After all this snow I have broken another gearbox.
Last season, the gearbox on my old ariens went. This year the box on my hs724 has failed. 
To prevent more costly repairs, can you guys tell me what I may be doing wrong to be going through gearboxes faster than shearpins?


----------



## Ariens1976 (Jan 1, 2013)

Wrong shear pins?


----------



## motorhead64 (Dec 15, 2013)

Your auger rakes must be able to spin freely on their shaft. If they are seized, the shear pins will never shear...your gearbox will. MH


----------



## Kiss4aFrog (Nov 3, 2013)

Is there any common operation you're doing when they broke, like end of drive or ??
With two different machines I wouldn't think it would be seized augers but that is sure a possibility. That and not having the right grade/style shear pins.


----------



## jbru (Dec 24, 2013)

Kiss4aFrog said:


> Is there any common operation you're doing when they broke, like end of drive or ??
> With two different machines I wouldn't think it would be seized augers but that is sure a possibility. That and not having the right grade/style shear pins.
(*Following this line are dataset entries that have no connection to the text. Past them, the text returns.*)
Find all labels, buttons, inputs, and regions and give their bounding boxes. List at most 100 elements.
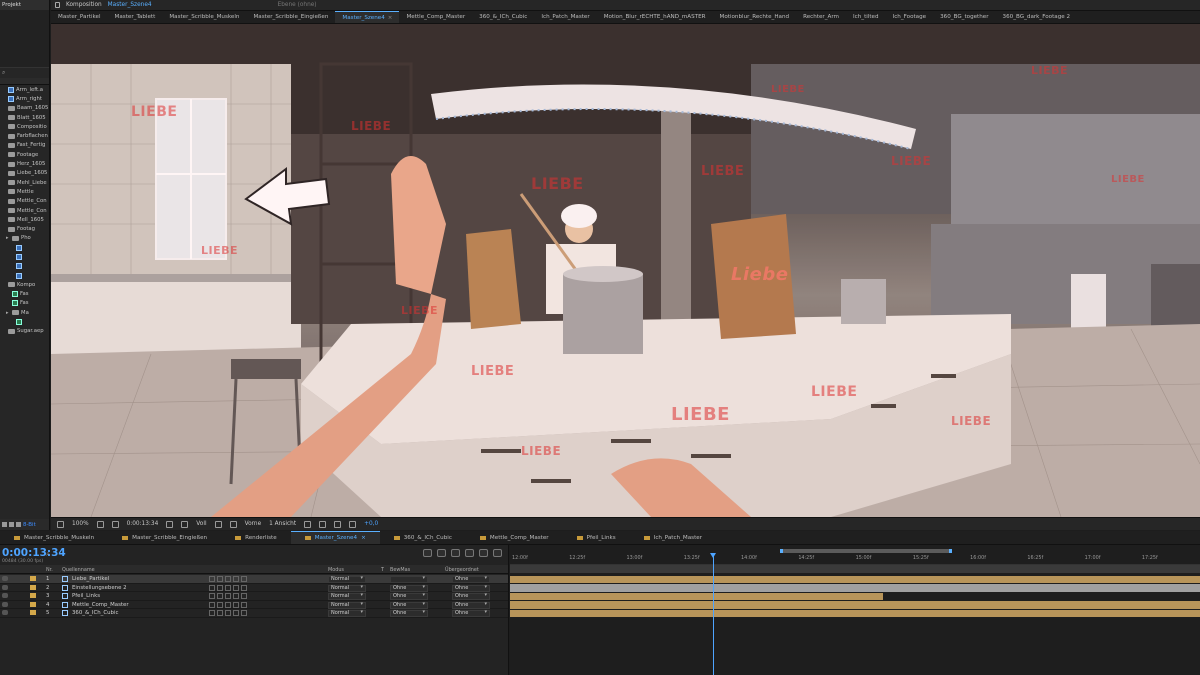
layer-row[interactable]: 4 Mettle_Comp_Master Normal Ohne Ohne xyxy=(0,601,508,610)
comp-tab[interactable]: Master_Szene4 × xyxy=(335,11,400,23)
mask-icon[interactable] xyxy=(111,520,119,528)
blend-mode-dropdown[interactable]: Normal xyxy=(328,601,366,609)
project-item[interactable] xyxy=(0,262,49,271)
snapshot-icon[interactable] xyxy=(166,520,174,528)
layer-panel-title[interactable]: Ebene (ohne) xyxy=(278,2,317,8)
timeline-tab[interactable]: Master_Szene4 × xyxy=(290,531,380,544)
timeline-search-icon[interactable]: ⌕ xyxy=(46,550,50,559)
lock-icon[interactable] xyxy=(55,2,60,8)
current-time-display[interactable]: 0:00:13:34 xyxy=(2,547,66,559)
switch-toggle[interactable] xyxy=(233,584,239,591)
project-item[interactable]: Fas xyxy=(0,290,49,299)
always-preview-icon[interactable] xyxy=(57,520,64,528)
column-track-matte[interactable]: BewMas xyxy=(390,567,410,573)
project-item[interactable]: Baam_1605 xyxy=(0,104,49,113)
project-item[interactable]: Compositio xyxy=(0,122,49,131)
layer-row[interactable]: 3 Pfeil_Links Normal Ohne Ohne xyxy=(0,592,508,601)
interpret-footage-icon[interactable] xyxy=(2,522,7,527)
switch-toggle[interactable] xyxy=(217,601,223,608)
composition-name[interactable]: Master_Szene4 xyxy=(108,2,152,8)
layer-label-color[interactable] xyxy=(30,593,36,599)
fast-previews-icon[interactable] xyxy=(319,520,327,528)
column-preserve-transparency[interactable]: T xyxy=(381,567,384,573)
track-matte-dropdown[interactable]: Ohne xyxy=(390,610,428,618)
visibility-eye-icon[interactable] xyxy=(2,610,8,616)
resolution-dropdown[interactable]: Voll xyxy=(196,521,206,527)
project-item[interactable]: Sugar.aep xyxy=(0,327,49,336)
channel-icon[interactable] xyxy=(181,520,189,528)
draft-3d-icon[interactable] xyxy=(437,549,446,557)
project-item[interactable]: Herz_1605 xyxy=(0,159,49,168)
timeline-tab[interactable]: Renderliste xyxy=(221,531,291,544)
parent-dropdown[interactable]: Ohne xyxy=(452,601,490,609)
column-mode[interactable]: Modus xyxy=(328,567,344,573)
switch-toggle[interactable] xyxy=(209,593,215,600)
graph-editor-icon[interactable] xyxy=(493,549,502,557)
composition-viewer[interactable]: LIEBE LIEBE LIEBE LIEBE LIEBE LIEBE LIEBE LIEBE… xyxy=(51,24,1200,517)
layer-duration-bar[interactable] xyxy=(510,601,1200,609)
visibility-eye-icon[interactable] xyxy=(2,593,8,599)
comp-tab[interactable]: Master_Scribble_Muskeln xyxy=(162,11,246,23)
comp-tab[interactable]: Motionblur_Rechte_Hand xyxy=(713,11,797,23)
layer-name[interactable]: Pfeil_Links xyxy=(72,593,100,599)
project-item[interactable] xyxy=(0,243,49,252)
visibility-eye-icon[interactable] xyxy=(2,601,8,607)
blend-mode-dropdown[interactable]: Normal xyxy=(328,584,366,592)
comp-tab[interactable]: 360_BG_together xyxy=(933,11,995,23)
switch-toggle[interactable] xyxy=(225,593,231,600)
switch-toggle[interactable] xyxy=(241,610,247,617)
comp-tab[interactable]: Ich_Footage xyxy=(886,11,934,23)
layer-name[interactable]: Einstellungsebene 2 xyxy=(72,585,127,591)
close-tab-icon[interactable]: × xyxy=(388,15,393,21)
project-item[interactable] xyxy=(0,252,49,261)
parent-dropdown[interactable]: Ohne xyxy=(452,584,490,592)
switch-toggle[interactable] xyxy=(209,601,215,608)
bit-depth-button[interactable]: 8-Bit xyxy=(23,522,36,528)
timeline-tab[interactable]: Ich_Patch_Master xyxy=(630,531,716,544)
switch-toggle[interactable] xyxy=(225,576,231,582)
switch-toggle[interactable] xyxy=(217,610,223,617)
time-ruler[interactable]: 12:00f 12:25f 13:00f 13:25f 14:00f 14:25f 15:0… xyxy=(510,553,1200,565)
switch-toggle[interactable] xyxy=(233,576,239,582)
switch-toggle[interactable] xyxy=(225,584,231,591)
layer-label-color[interactable] xyxy=(30,610,36,616)
zoom-dropdown[interactable]: 100% xyxy=(72,521,89,527)
frame-blending-icon[interactable] xyxy=(465,549,474,557)
switch-toggle[interactable] xyxy=(233,610,239,617)
project-item[interactable]: Mettle_Con xyxy=(0,197,49,206)
switch-toggle[interactable] xyxy=(241,584,247,591)
project-item[interactable]: Arm_right xyxy=(0,94,49,103)
project-item[interactable]: Farbflachen xyxy=(0,131,49,140)
project-item[interactable]: Kompo xyxy=(0,280,49,289)
layer-label-color[interactable] xyxy=(30,576,36,581)
flowchart-icon[interactable] xyxy=(349,520,357,528)
comp-tab[interactable]: Master_Tablett xyxy=(108,11,163,23)
layer-row[interactable]: 1 Liebe_Partikel Normal Ohne xyxy=(0,575,508,584)
disclosure-triangle-icon[interactable]: ▸ xyxy=(6,235,10,241)
switch-toggle[interactable] xyxy=(233,601,239,608)
project-item[interactable]: ▸ Ma xyxy=(0,308,49,317)
transparency-grid-icon[interactable] xyxy=(229,520,237,528)
view-layout-dropdown[interactable]: 1 Ansicht xyxy=(269,521,296,527)
layer-row[interactable]: 2 Einstellungsebene 2 Normal Ohne Ohne xyxy=(0,584,508,593)
visibility-eye-icon[interactable] xyxy=(2,576,8,581)
switch-toggle[interactable] xyxy=(241,593,247,600)
track-matte-dropdown[interactable]: Ohne xyxy=(390,601,428,609)
layer-duration-bar[interactable] xyxy=(510,609,1200,618)
timeline-tab[interactable]: Pfeil_Links xyxy=(563,531,630,544)
grid-icon[interactable] xyxy=(96,520,104,528)
timeline-icon[interactable] xyxy=(334,520,342,528)
project-item[interactable]: Arm_left.a xyxy=(0,85,49,94)
switch-toggle[interactable] xyxy=(225,610,231,617)
track-matte-dropdown[interactable] xyxy=(390,576,428,583)
layer-duration-bar[interactable] xyxy=(510,575,1200,584)
switch-toggle[interactable] xyxy=(225,601,231,608)
comp-tab[interactable]: 360_&_ICh_Cubic xyxy=(472,11,534,23)
timeline-tab[interactable]: Master_Scribble_Muskeln xyxy=(0,531,108,544)
parent-dropdown[interactable]: Ohne xyxy=(452,593,490,601)
close-tab-icon[interactable]: × xyxy=(361,531,366,544)
switch-toggle[interactable] xyxy=(233,593,239,600)
blend-mode-dropdown[interactable]: Normal xyxy=(328,576,366,583)
parent-dropdown[interactable]: Ohne xyxy=(452,576,490,583)
comp-tab[interactable]: 360_BG_dark_Footage 2 xyxy=(996,11,1077,23)
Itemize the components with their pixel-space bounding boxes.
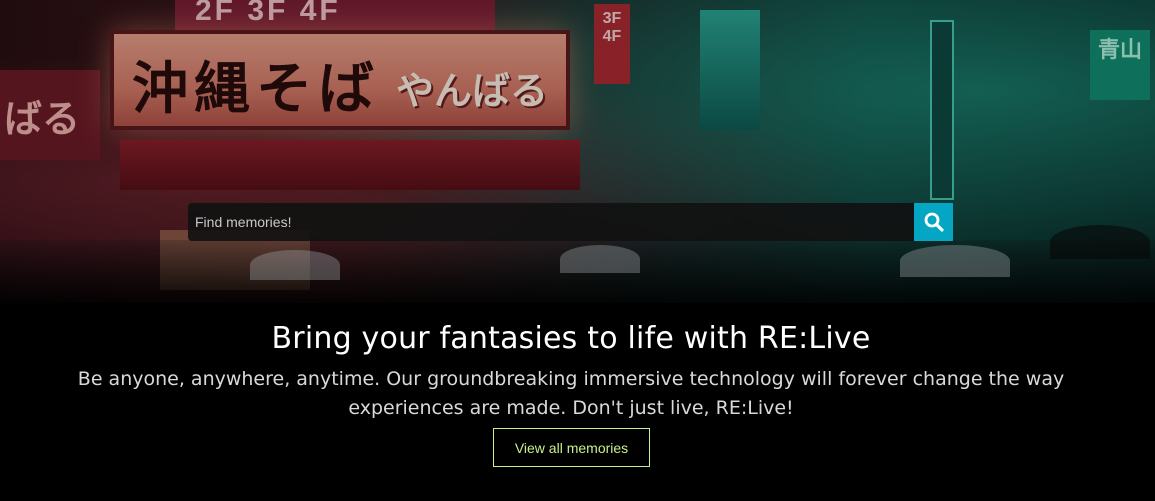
page-headline: Bring your fantasies to life with RE:Liv…: [271, 321, 871, 356]
search-input[interactable]: [188, 203, 914, 241]
memory-search-bar: [188, 203, 953, 241]
hero-banner-image: 2F 3F 4F ばる 沖縄そば やんばる 3F 4F 青山: [0, 0, 1155, 303]
page-tagline: Be anyone, anywhere, anytime. Our ground…: [77, 368, 1065, 419]
search-button[interactable]: [914, 203, 953, 241]
hero-dark-overlay: [0, 0, 1155, 303]
search-icon: [924, 212, 944, 232]
view-all-memories-button[interactable]: View all memories: [493, 428, 650, 467]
The shear pins on both machines were OEM. The honda's gearbox failed when I was blowing some pretty deep heavy snow. Maybe 3 1/2 feet. I don't remember under what conditions the ariens box died.


----------



## Shryp (Jan 1, 2011)

Are you trying to go too fast? Go slow and let the machine do the work. Don't force it.


----------



## dhazelton (Dec 8, 2014)

Is it a new machine? May be under warranty.


----------



## Pathfinder13 (Feb 28, 2014)

Maybe the auger was frozen to the shaft ? making the shear pins ineffective ? Rust or ice maybe.


----------



## UNDERTAKER (Dec 30, 2013)

got GEAR OIL??????????????????


----------